UN Sends Aid to Thousands of Syrian Refugees Using Ethereum’s Blockchain


As reported by Coindesk a little over a month ago, the United Nations World Food Program (WFP) launched an innovative test program to deliver aid to impoverished areas in the middle east using blockchain technology based on Ethereum. The pilot program was declared a success on May 31st after over 10,000 Syrian refugees were confirmed to have received aid. With all the news Ethereum has been making, especially in regards to cryptocoins and ICOs based on the technology raising huge sums of money, another aspect of the technology many people forget about is its many other positive uses.

Successful Pilot Program Aided 10,000 Refugees

The pilot program began on May 1st in Jordan with the WFP sending an undisclosed amount of Jordanian dinar to over 10,000 refugees using Ethereum’s blockchain technology. The dinar were transmitted as a cryptographic coupon to several shops within 5 refugee camps. Then, using eye-scanning devices developed by IrisGuard, which is based out of London, the coupons were distributed to refugees who previously had their irises scanned and identities verified. These refugees were part of a database of over 500,000 refugees cleared to receive aid. Refugees were then able to redeem coupons for actual cash at nearby checkout stations.

UN Exploring Other Ethereum Applications

By utilizing blockchain technology to distribute cash to refugees, the UN added another level of security and made sure the right refugees received the correct amounts of aid. With the announcement of the success of the pilot program, the UN now wants to hopefully expand similar programs to send aid to over 800,000 refugees by 2018. Not only that, according to Coindesk, the UN has 7 different agencies exploring the possibility of using blockchain technology in future endeavors.

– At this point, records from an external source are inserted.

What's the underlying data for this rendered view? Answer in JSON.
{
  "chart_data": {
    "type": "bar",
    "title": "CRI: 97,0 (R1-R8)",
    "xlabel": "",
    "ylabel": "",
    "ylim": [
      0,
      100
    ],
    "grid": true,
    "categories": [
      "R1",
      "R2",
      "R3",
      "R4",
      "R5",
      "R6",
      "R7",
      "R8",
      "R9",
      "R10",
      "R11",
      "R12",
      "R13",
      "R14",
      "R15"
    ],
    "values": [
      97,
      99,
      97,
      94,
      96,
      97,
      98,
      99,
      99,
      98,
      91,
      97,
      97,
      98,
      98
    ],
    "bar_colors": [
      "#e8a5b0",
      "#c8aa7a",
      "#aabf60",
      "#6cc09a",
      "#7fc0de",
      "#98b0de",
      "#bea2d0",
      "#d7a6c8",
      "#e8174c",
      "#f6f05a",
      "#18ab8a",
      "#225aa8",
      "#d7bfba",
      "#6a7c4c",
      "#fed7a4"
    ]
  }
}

The UN Office of Project Services has organized a cross-agency working group specifically focused on blockchain technologies. Besides the WFP, the UN Children’s Fund (UNICEF), the UN Development Programme, UN Women, UN High Commissioner for Refugees, and UN Development Group are all working together to develop applications for blockchain.

Not Just About Coins

Several Ethereum-based ICOs, including one that raised over $30 million in 30 seconds, along with a recent surge in price of Ether, the cryptocoin based on Ethereum, have had people around the world talking about the network’s blockchain. With most of the focus on the technologies financial implications, people have forgotten that blockchain can be used for a multitude of applications. For example, Toyota is developing a self-driving car using blockchain technology. The UNs successful aid program based on Ethereum’s blockchain is another example of the versatility of Ethereum. Hopefully, with more and more mainstream company’s exploring Ethereum’s uses, we’ll see innovative dreas that are currently unimaginable become reality.